- Attached to the Application Security Delivery Domain.
- Primary focus is to implement new strategies and projects for the department.
- Function includes , implementation of Resource Provisioning whereby the workflow design is around the access of users based on the information from the Human Resource Database. Provisioning rules will be set based on the access roles and departments users belongs to.
- End results, will reduce the need for manual access provisioning to be granted to users and eliminate granting of excessive rights.
- The overall workflow design and process flow will need to be identified and configured before the implementation of access provisioning. Involves identifying the risks and implementing mitigation plans to ensure that these risks are adequately controlled.
2008-2014 : SENIOR SECURITY ANALYST
Penetration Testing (Infrastructure Vulnerability and Application Vulnerability)
- Managed the Infrastructure Testing, carried out for all the perimeter network in the Bank (DMZ). This is done by assessing the network components and configurations to ensure that the Banks Network Boundry is operated securely. This will include the compliance to standards already set, benchmarking against industry Standards. The risk will be tracked with the various teams in the bank to ensure the risks are mitigated.
- This project is implemented to ensure cost savings to the bank without compromising security functions.
- Instrumental to ensure the process and procedure is clearly defined and there are no operational issues. Over 500 devices are tested to identify security weakness that may compromise the infrastructure and the application hosted. Security risk assessment is performed to identify the potential risks and present this to the business.
- Responsible for monthly dashboard reports to be presented to higher management on the status of the Infrastructure and Applications.
- Key Risk Indicators are highlighted for actions to be implemented to mitigate these risks.
Experienced in Risk and Compliance to identify and evaluation of signification exposures on environment, process and projects for stakeholders. Working on Audit Remediation program to ensure critical systems risks are mitigated to reduce exposure to external exploits.
2007-2008 : VULNERABILITY MANAGEMENT
Part of the Vulnerability Management team in Group Information Security. The vulnerability assessment is identified and tracked for various operating systems. Compliance issues are addressed to ensure the integrity of the policies and standards. I am response to conduct the Security Acceptance Test for new AS/400 servers added to the Banks Application System. In addition to that I am also responsible to conduct the periodic Security Verification Test for all AS/400 servers to ensure that the servers are compliant to the Banks Standards.
2005 - 2007 : SECURITY ANALYST
Supporting AS400 Platform.
Role involves providing support for the user administration of the AS400 server, conducted security verification tests to ensure that server is compliant to standards.
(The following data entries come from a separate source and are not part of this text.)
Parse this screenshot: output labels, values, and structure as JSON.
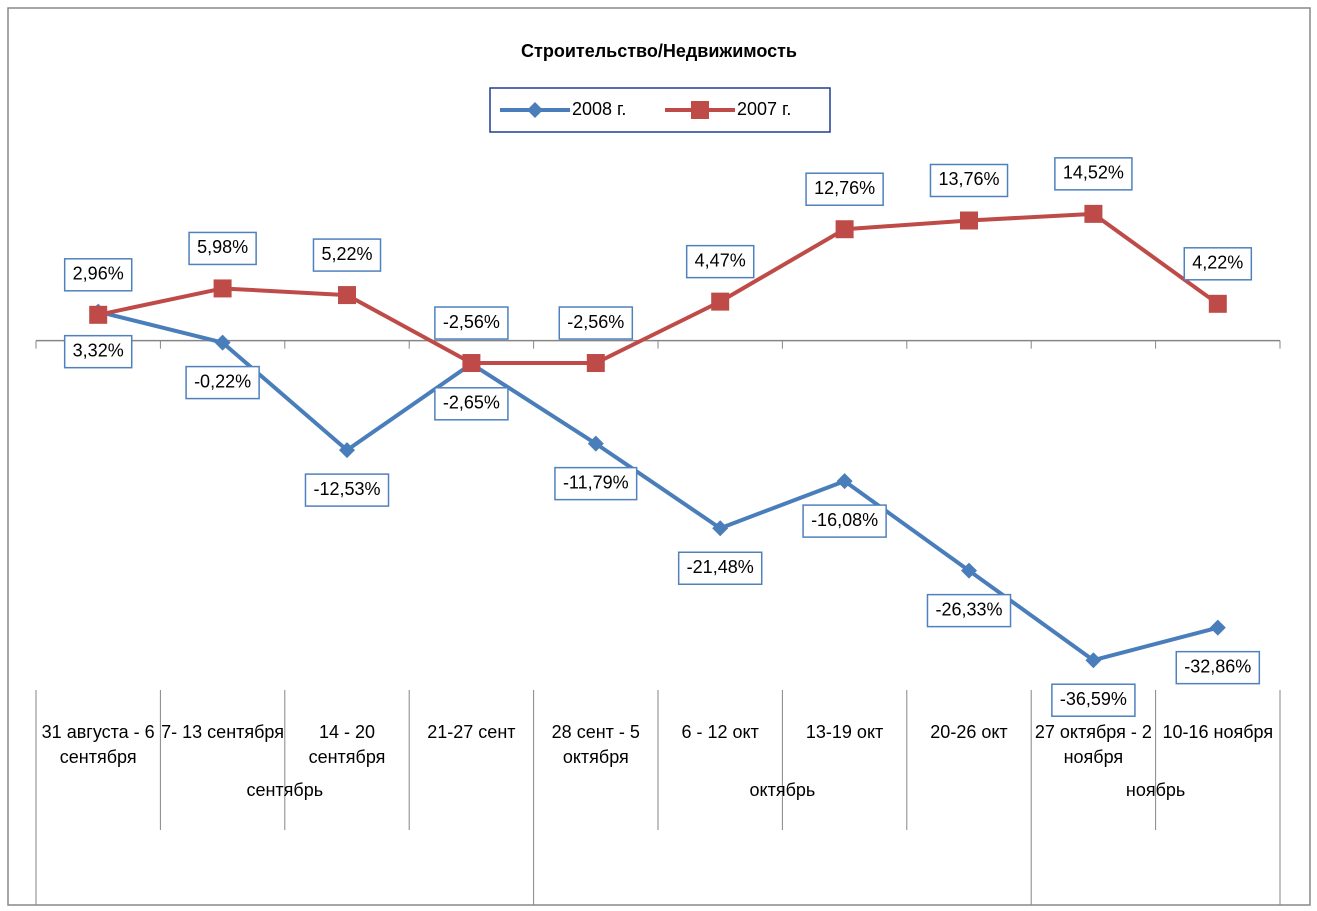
{
  "chart_data": {
    "type": "line",
    "title": "Строительство/Недвижимость",
    "groups": [
      {
        "name": "сентябрь",
        "categories": [
          "31 августа - 6 сентября",
          "7- 13 сентября",
          "14 - 20 сентября",
          "21-27 сент"
        ]
      },
      {
        "name": "октябрь",
        "categories": [
          "28 сент - 5 октября",
          "6 - 12 окт",
          "13-19 окт",
          "20-26 окт"
        ]
      },
      {
        "name": "ноябрь",
        "categories": [
          "27 октября - 2 ноября",
          "10-16 ноября"
        ]
      }
    ],
    "series": [
      {
        "name": "2008 г.",
        "color": "#4a7ebb",
        "marker": "diamond",
        "values": [
          3.32,
          -0.22,
          -12.53,
          -2.65,
          -11.79,
          -21.48,
          -16.08,
          -26.33,
          -36.59,
          -32.86
        ],
        "value_labels": [
          "3,32%",
          "-0,22%",
          "-12,53%",
          "-2,65%",
          "-11,79%",
          "-21,48%",
          "-16,08%",
          "-26,33%",
          "-36,59%",
          "-32,86%"
        ]
      },
      {
        "name": "2007 г.",
        "color": "#be4b48",
        "marker": "square",
        "values": [
          2.96,
          5.98,
          5.22,
          -2.56,
          -2.56,
          4.47,
          12.76,
          13.76,
          14.52,
          4.22
        ],
        "value_labels": [
          "2,96%",
          "5,98%",
          "5,22%",
          "-2,56%",
          "-2,56%",
          "4,47%",
          "12,76%",
          "13,76%",
          "14,52%",
          "4,22%"
        ]
      }
    ],
    "ylim": [
      -40,
      20
    ]
  }
}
Work with first level support group to manage any customer problems and requests.
Manage the administration functions of the AS400
To ensure that only authorized persons are allowed access to the system. Streamline the security systems and process to gain efficiency and comply with standards.
Provide reporting to management on state of security compliance of operating system. Provide on call support to resolve problem reported during office and non office hours.
2003 - 2005 : MANAGER, IT SECURITY SUPPORT
- Manage a team of 18 staff on User Administration of the IT Security Department. This includes the team that manages the Access Request for the various applications used within the Bank.
- Responsible to manage the Problem Management team who will manage the status of account, resetting of passwords.
2001 - 2003 : USER ADMINISTRATOR, IT SECURITY SUPPORT
- I was in the team which manages the User Administration of various applications used in SCB Malaysia. This includes managing the Access Request and also Password reset request.
September 2013 - Application Vulnerability Test
- Managed the Application Vulnerability Test for all Internet Facing Applications that was rolled out in the Bank. This was initially contracted with vendor and the project was undertaken to implement the Application testing with internal resources on a monthly schedule.
- Worked with various domain stakeholders from Business and IT to understand the process flow of applications and project development process. Various software's was sourced out and Proof Of Concept was done. The AVT was finally an on-going process done internally and implementation was done in September 2013
June 2013 – Infrastructure Vulnerability Test
- Implemented the Infrastructure Vulnerability Testing for all the network perimeter devices within the Bank. As these tests were carried out on-site with vendors, a project as initiated to design the workflow to carry out these tests from a single remote site. These involved understanding the network design and working with respective stakeholders to analyse and design a process flow that can complete the required test without any impact to the infrastructure.
- Over 60 Infrastructure Gateways and 500 devices were to be tested for vulnerabilities and report to management was submitted to indicate the status of the Infrastructure. This included reviewing the Sans Top 25 vulnerabilities and the OWASP Top 10 vulnerabilities.
2003 - Resource Provisioning Tool
- To ensure that access is accounted for all systems and services in the Bank. This involves collection of data andbuilding a database that will hold the various applications used in the Bank and the list of authorised users.
2002 – Transition Project
- Transition Projects for Singapore, Thailand and Indonesia. I was responsible to understand the workflow and process of administration for these countries and migrate the job functions to the service centre in Malaysia.